Slumdog Millionaire. Feature film. (2008, 120 mins) IMDB

...tough to critique after all the hype...


arlier this year, before the Oscar announcements, someone I know at the gym asked me if I had seen SLUMDOG. "No," was my reply.

"What are you waiting for?"

"When it comes out on DVD."

"Oh, man. You've got to see it now."

This dance of questions and answers continued day after day and I started to call him slumdog. If he wasn't from Mumbai he wouldn't have bothered to ask me and boast about it. It got worse when the Oscars happened and the film picked up a bunch of awards. I didn't watch the show so I'm not sure what it won, but I think it was the top-dog, not slumdog.

In other years, the producers and distributors would have used the Oscar buzz to put butt into seats at theatres. That's what they want, but this year they took a different course. While it was still in theatres and not long after the Oscars, they released the film on DVD. Go figure.

The time between a film's theatrical release date and DVD release has gotten shorter and shorter. I think I know why. Marketing. So much money goes into marketing a film, getting you and me to know something about a film, they get a double up effect in that people remember it by the time the DVD comes out. Or, in this film's case, they know about the buzz from all the free publicity. Remember, the Oscars is all about selling and promoting and marketing films. It's not about who is the best performer, the best writer or the best film. It's about getting your attention so you'll go to the theatre and buy a DVD.

Back to the guy from the gym who bugged me about the film. Because of all the hype, I read some summaries to find out what the film was about. I learnt it's about this boy who grew up in the slums of Mumbai, got on a game show where he won big-time so much so everybody thinks he had to have cheated.

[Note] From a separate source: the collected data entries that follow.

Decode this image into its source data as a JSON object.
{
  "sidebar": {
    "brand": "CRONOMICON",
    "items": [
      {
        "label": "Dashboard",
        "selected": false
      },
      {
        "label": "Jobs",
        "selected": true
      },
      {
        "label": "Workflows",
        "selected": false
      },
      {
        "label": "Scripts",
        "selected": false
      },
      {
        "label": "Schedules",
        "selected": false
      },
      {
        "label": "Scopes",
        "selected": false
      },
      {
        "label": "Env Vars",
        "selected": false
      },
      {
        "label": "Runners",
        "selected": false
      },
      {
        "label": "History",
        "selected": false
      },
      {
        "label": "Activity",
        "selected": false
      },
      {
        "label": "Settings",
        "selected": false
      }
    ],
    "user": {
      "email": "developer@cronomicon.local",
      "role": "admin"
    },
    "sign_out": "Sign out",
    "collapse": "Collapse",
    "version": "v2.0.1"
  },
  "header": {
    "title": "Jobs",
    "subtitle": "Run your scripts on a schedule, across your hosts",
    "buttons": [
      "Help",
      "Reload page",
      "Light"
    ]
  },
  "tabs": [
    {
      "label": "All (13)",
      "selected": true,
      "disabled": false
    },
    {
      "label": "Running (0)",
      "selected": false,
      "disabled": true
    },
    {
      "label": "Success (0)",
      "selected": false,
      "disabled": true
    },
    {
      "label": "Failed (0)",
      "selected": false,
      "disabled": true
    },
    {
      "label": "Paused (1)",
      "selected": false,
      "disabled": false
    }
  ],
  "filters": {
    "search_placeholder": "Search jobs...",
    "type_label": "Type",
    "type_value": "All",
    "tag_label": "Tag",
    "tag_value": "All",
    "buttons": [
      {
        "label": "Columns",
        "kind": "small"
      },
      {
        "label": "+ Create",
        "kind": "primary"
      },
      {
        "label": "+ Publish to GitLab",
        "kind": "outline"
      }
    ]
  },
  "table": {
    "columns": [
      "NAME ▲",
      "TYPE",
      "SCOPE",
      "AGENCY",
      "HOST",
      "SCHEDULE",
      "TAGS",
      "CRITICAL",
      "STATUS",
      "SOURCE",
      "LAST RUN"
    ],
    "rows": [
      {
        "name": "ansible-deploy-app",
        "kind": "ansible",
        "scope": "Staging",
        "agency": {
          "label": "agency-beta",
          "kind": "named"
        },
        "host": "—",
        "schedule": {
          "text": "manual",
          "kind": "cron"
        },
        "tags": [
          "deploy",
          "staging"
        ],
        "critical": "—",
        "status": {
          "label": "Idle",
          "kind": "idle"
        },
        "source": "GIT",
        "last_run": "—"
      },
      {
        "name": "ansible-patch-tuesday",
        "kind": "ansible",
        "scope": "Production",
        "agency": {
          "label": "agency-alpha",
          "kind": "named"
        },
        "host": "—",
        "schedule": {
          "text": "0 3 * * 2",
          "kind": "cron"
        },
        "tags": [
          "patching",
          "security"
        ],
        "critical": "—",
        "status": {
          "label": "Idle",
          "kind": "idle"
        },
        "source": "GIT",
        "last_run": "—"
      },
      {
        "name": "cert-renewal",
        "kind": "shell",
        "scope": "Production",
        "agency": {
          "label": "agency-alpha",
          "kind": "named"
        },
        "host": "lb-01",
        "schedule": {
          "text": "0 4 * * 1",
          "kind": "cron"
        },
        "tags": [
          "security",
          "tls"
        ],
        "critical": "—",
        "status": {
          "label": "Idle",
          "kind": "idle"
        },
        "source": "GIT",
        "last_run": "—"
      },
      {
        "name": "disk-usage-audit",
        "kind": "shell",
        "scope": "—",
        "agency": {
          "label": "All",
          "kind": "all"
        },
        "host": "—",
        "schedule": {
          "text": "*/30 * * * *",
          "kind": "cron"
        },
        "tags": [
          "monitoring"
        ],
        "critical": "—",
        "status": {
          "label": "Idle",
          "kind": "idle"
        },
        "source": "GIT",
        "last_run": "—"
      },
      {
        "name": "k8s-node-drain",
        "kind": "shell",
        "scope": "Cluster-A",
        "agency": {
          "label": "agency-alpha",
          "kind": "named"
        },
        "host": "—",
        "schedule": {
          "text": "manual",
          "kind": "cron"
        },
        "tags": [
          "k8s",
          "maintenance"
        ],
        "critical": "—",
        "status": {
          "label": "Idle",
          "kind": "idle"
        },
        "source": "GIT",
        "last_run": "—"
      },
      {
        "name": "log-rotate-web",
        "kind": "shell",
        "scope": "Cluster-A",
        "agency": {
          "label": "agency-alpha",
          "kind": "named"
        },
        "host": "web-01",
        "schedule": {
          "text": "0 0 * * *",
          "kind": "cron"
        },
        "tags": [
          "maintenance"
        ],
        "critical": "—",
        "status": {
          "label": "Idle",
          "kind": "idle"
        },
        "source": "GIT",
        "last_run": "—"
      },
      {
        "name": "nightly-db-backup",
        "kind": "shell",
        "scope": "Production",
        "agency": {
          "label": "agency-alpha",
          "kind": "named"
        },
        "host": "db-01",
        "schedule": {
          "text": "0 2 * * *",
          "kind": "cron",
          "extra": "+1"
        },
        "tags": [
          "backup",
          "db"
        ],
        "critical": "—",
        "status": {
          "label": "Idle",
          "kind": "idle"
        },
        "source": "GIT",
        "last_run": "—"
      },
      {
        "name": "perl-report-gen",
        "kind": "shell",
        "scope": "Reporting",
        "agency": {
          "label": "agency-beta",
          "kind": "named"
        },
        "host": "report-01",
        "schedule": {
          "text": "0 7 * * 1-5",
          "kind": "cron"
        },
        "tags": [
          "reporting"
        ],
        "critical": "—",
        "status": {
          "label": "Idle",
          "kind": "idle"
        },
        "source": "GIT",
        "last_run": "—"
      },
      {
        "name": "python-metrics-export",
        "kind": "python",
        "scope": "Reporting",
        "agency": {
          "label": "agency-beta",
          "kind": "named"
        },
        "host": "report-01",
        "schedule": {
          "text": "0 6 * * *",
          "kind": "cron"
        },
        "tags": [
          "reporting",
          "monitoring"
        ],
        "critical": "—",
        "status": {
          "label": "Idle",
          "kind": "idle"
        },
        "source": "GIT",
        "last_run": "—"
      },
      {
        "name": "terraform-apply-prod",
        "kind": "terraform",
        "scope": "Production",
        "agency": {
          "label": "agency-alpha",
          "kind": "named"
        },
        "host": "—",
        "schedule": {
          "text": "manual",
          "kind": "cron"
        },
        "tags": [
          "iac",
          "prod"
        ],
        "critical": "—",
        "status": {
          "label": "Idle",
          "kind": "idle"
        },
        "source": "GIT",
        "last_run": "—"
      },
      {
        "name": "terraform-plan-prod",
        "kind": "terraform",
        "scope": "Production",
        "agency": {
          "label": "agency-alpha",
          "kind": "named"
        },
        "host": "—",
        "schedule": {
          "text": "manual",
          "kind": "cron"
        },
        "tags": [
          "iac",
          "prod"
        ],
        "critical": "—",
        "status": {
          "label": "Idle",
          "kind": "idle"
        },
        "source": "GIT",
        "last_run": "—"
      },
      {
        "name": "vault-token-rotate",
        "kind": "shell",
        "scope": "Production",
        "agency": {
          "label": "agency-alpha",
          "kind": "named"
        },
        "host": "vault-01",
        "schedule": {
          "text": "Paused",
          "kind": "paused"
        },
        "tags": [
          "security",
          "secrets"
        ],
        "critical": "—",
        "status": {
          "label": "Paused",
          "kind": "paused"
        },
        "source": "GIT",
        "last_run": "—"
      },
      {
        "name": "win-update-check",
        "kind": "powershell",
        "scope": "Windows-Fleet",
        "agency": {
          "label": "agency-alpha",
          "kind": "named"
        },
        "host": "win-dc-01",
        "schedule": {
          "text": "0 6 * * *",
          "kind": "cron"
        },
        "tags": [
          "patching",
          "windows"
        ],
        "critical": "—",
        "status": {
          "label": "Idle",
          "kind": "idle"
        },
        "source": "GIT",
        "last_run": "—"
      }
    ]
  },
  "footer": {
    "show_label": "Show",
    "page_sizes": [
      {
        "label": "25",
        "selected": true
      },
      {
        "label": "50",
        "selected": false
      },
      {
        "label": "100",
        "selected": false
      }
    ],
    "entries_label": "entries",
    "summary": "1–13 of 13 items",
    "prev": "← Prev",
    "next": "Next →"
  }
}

I asked him, how does an uneducated boy know enough to answer the questions and win the contest? He wouldn't tell me.

"You'll have to see the movie to find out."

Since I've seen the movie, I have the answer to my question. He didn't cheat. He was simply fortunate enough to get questions for which he knew the answer or if he didn't know, he guessed correctly.

The film is structured with flashbacks. The young man is in a dingy prison where a beefy guard tortures him about how he knew the answers. He won't talk. Enter the captain of the guards and more torture. Again no answers, but eventually he begins to answer. Enter the first flashback to the show where the host introduces our hero as a guest. Then the first question which leads to another flashback into the life of the man as young boy. It's during these flashbacks we learn about him, see his struggles and understand why he knew the answer.

This structure continues as the boy loses his mother, grows up, moves around etc. until he's grown-up, living in Mumbai and working at a call centre where he serves tea. He's mocked by the game-show host for being such a lowly person.

While we follow this struggle to live, to survive, we follow his interest in a girl he met as a boy. There's a love story to go along with the quest to win the money.

The climax happens in two spots. There's the contest. Tension is built around the final answer. Did he get it right and win the big prize? The build up to this moment works, but the bigger build up is the reuniting of our hero and the love interest. For all the right reasons, they come together in a moment that says: love and people are what matter, not the wealth from winning a contest. This message is echoed in a sub-plot involving his brother who ends up with gangs in search of hedonistic gain and eventually his death.

It's a typical message from Hollywood (although this isn't a Hollywood film).

My question is why does Hollywood send the message of love over money when all the people involved in making these films spend their time doing the opposite, and seemingly, live luxurious but miserable lives?

Posted 2009/05/12 at 19h42ET in Movie Commentary.